Although often less conspicuous or apparent in neurotypicals, stimming is an inherent part of human behaviour.
Stimming behaviours can take diverse forms, from hair twisting and foot tapping, to whole body rocking and spinning.
While stimming is often associated with people with autism spectrum disorder (ASD), ADHD, anxiety, or sensory processing differences, many neurotypical people use some type of stimming for various functions, including emotional regulation, focus and concentration, as well as comfort and soothing.
For many, stimming acts as a coping mechanism, enabling self-soothing and regulation in overwhelming sensory environments. It helps individuals manage stress and anxiety by providing a means to self-regulate their sensory experiences.
Stimming behaviours in neurotypical individuals can encompass a broad spectrum of actions. These behaviours might include actions like tapping a foot or pen, twirling hair, nail- biting, pacing, doodling, or engaging in repetitive movements while deep in thought.
The purpose of these actions often aligns with that of stimming in neurodiverse individuals. They serve as mechanisms to self-soothe, regulate emotions, or channel excess energy. For instance, tapping a foot rhythmically might assist in maintaining focus or alleviating stress during periods of concentration or anxiety. Doodling during a meeting can serve as a way to concentrate or manage restlessness.
Unfortunately, stimming often faces misunderstanding and stigma within society.

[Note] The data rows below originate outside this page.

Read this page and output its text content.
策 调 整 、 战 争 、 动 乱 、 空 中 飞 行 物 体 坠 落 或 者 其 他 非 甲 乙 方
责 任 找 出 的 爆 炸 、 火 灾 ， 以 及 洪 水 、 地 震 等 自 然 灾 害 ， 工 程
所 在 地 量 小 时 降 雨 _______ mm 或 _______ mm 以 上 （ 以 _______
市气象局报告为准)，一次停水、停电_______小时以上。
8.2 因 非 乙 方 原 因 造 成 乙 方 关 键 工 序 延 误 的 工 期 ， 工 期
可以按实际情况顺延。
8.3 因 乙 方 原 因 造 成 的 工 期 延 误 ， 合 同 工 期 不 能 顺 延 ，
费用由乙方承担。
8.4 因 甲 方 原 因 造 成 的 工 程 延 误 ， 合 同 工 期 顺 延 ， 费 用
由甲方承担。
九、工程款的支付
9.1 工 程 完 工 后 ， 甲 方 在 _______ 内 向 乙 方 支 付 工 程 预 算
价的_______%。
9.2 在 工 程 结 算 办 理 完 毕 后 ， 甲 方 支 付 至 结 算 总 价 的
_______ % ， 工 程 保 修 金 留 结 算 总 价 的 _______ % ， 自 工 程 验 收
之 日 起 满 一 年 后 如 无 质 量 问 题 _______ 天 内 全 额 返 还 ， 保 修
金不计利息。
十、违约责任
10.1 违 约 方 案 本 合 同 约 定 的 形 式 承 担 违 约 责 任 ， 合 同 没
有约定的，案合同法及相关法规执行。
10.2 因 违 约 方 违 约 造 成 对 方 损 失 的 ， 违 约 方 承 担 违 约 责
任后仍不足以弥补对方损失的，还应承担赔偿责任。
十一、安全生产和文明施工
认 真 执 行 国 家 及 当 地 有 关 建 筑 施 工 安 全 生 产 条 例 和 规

Many people view stimming as odd, inappropriate, or disruptive behaviour. This societal misconception often leads to individuals suppressing their stimming behaviours, which can negatively impact their well-being. The misconception that stimming is inherently negative or should be eliminated overlooks the importance and functionality of these behaviours.
Suppressing stimming can lead to increased stress, anxiety, or sensory overload, which in turn can negatively impact an individual’s mental health and overall functioning.
Educational initiatives, workplace accommodations, and public spaces designed to be more sensory-friendly can contribute to a more accepting environment for all individuals.
Providing tools like stress balls, fidget spinners, or designated spaces for breaks can offer opportunities for everyone to manage their sensory needs without fear of judgment or
Emphasising the commonality of these behaviours across different neurological profiles can also foster a more understanding and supportive community. Shifting the narrative from viewing stimming as a behaviour exclusive to neurodiverse individuals to recognising it as a universal means of self-regulation and expression can help diminish stigma and promote a more inclusive society.